El homenaje en Bellas Artes al compositor mexicano Federico Ibarra por sus 70 años consistió en la puesta en escena de dos de sus óperas, El pequeño príncipe (1988) y Antonieta (2010). Mejor hubiera sido no mencionar lo del septuagésimo aniversario del autor, pues tal parece que por eso se ponen sus obras y no por el valor intrínseco de ellas.
La sala del Palacio de Bellas Artes, llena sólo a la mitad, lo cual se debió en parte a los cierres a la circulación vial por la visita papal, pero también porque la ópera contemporánea no tiene la misma convocatoria que las obras consagradas del repertorio universal.
El principito –así se le conoce de toda la vida a la novela de Antoine de Saint Exupéry publicada en 1943–, es el libro en francés más leído y más traducido de la historia y uno de los más vendidos del mundo. La ópera con música del maestro Ibarra y libreto de Luis de Tavira se estrenó en la Universidad de California, Estados Unidos, en 1988, y es una de las muchísimas adaptaciones que se han hecho de esta novela.
Muy buen libreto del maestro De Tavira, grato y funcional, así como la dirección escénica de Luis Miguel Lombana. Buena la escenografía de Paula Sabina y el vestuario de Nuria Marroquín. En la iluminación tuvimos a un ya probado y elogiado profesional de las luces: Víctor Zapatero. El director orquestal, el cubano Iván del Prado, nos ofreció una coherente y lúcida lectura de la obra.
En cuanto a la música, se trata de una partitura gozosa con la ligereza que requiere el caso; el autor refiere: “He buscado aprovechar el idioma español como vehículo para expresarme, y el reto que supone el hacer comprensible este idioma al ser cantado, y ofrecer argumentos y temas novedosos que no se hubieran utilizado antes en la ópera.”

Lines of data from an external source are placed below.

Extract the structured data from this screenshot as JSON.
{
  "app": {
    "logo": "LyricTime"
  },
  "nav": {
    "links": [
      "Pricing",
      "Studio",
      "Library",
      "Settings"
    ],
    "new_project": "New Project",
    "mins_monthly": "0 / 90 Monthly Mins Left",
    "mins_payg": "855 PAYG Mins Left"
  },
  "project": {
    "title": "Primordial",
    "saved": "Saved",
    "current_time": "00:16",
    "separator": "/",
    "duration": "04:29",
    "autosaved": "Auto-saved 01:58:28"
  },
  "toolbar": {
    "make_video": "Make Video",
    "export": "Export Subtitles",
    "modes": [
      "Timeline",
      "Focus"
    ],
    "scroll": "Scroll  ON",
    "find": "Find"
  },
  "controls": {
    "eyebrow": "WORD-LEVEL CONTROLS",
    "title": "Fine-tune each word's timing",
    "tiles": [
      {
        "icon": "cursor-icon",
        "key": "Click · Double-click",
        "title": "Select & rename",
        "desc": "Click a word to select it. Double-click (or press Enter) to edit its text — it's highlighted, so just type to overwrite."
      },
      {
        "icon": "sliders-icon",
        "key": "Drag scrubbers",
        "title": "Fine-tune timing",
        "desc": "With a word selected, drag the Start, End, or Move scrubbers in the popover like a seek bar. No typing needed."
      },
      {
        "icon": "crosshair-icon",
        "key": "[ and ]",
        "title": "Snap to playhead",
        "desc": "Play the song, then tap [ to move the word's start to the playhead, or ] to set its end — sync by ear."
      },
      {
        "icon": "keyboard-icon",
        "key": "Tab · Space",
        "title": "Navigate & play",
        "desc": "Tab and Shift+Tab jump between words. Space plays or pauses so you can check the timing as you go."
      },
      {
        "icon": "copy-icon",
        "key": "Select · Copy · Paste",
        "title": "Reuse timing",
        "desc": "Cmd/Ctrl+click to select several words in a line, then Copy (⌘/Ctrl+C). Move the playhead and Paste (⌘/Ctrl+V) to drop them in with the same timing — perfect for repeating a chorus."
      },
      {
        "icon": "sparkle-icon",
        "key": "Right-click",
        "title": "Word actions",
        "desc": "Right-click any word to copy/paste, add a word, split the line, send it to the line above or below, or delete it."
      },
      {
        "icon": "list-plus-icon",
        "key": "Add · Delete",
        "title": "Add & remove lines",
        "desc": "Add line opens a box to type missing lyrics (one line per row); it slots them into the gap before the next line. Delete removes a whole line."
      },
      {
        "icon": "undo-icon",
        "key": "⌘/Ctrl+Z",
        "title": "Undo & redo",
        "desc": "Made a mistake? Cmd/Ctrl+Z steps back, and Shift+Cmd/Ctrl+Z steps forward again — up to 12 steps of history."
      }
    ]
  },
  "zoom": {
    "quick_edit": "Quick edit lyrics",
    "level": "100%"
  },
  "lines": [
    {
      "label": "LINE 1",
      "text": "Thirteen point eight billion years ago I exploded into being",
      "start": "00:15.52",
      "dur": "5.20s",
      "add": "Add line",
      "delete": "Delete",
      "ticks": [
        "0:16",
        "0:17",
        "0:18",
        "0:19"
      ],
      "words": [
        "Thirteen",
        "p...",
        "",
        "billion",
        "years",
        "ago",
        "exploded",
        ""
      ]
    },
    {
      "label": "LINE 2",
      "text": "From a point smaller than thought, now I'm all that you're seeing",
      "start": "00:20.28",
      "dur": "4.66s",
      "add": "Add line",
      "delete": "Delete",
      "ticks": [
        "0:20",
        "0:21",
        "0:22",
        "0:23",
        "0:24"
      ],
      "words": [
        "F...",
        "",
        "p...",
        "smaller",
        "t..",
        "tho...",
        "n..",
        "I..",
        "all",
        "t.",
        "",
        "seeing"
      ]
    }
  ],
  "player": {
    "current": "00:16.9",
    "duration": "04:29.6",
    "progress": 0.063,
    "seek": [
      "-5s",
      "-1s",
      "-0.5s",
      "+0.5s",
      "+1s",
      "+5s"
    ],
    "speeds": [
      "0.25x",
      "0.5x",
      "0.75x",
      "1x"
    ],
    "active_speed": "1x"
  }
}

Sin duda el maestro Ibarra ha cumplido cabalmente estos cometidos. En cuanto al argumento, no tenemos noticias de ninguna ópera sobre El principito anterior a la suya, pero sí al menos una posterior, de 2014, del francés Michael Levinas (1949).
Elogiables todos los cantantes, en especial Nadia Ortega (Principito), Enrique Ángeles (Piloto) y Héctor Valle (Víbora). Aunque estrictamente hablando El principito es una ópera contemporánea, su música no es lo que se suele llamar música nueva o de vanguardia; es un tanto conservadora y se agradece, ya que resulta fácilmente digerible para el público.
Después de un interminable intermedio de casi una hora y que perturbó las actividades dominicales de la sala Principal de Bellas Artes, ya que después de la ópera seguía una función del Ballet Folclórico, vino Antonieta, una ópera no tan lograda como la anterior, cuyo asunto, los últimos meses de la vida de Antonieta Rivas Mercado, resulta tedioso, teatralmente fallido.
El libreto es de Verónica Masulén. En la primera escena –lo mejor de la obra–, Antonieta se quita la vida en el interior de la catedral de Notre Dame en París mientras un coro masculino entona fragmentos del officium defunctorum. A partir de ahí, que es el clímax de la obra, el interés dramático decae, se levanta levemente cuando la mezzosoprano protagónica Grace Echauri canta acompañándose ella misma al piano, magnífica intérprete. Sigue el declive a pesar de un número bailable, un vals que no logró entusiasmar al público.
Fatal la dirección escénica de Josefo Morales así como el diseño escenográfico de él mismo y Rosa Blanes Rex, pero con un libreto así no había mucho que hacer. Muy acertada la musicalización de Federico Ibarra, sobre una obra teatral de escasos méritos. Muy elogiable el canto de Gerardo Reynoso, Jesús Ibarra y Zaira Soria.
Otra ópera de Ibarra, El juego de los insectos (2009), se pondrá pronto, declaró Lourdes Ambriz, nueva directora de Ópera de Bellas Artes.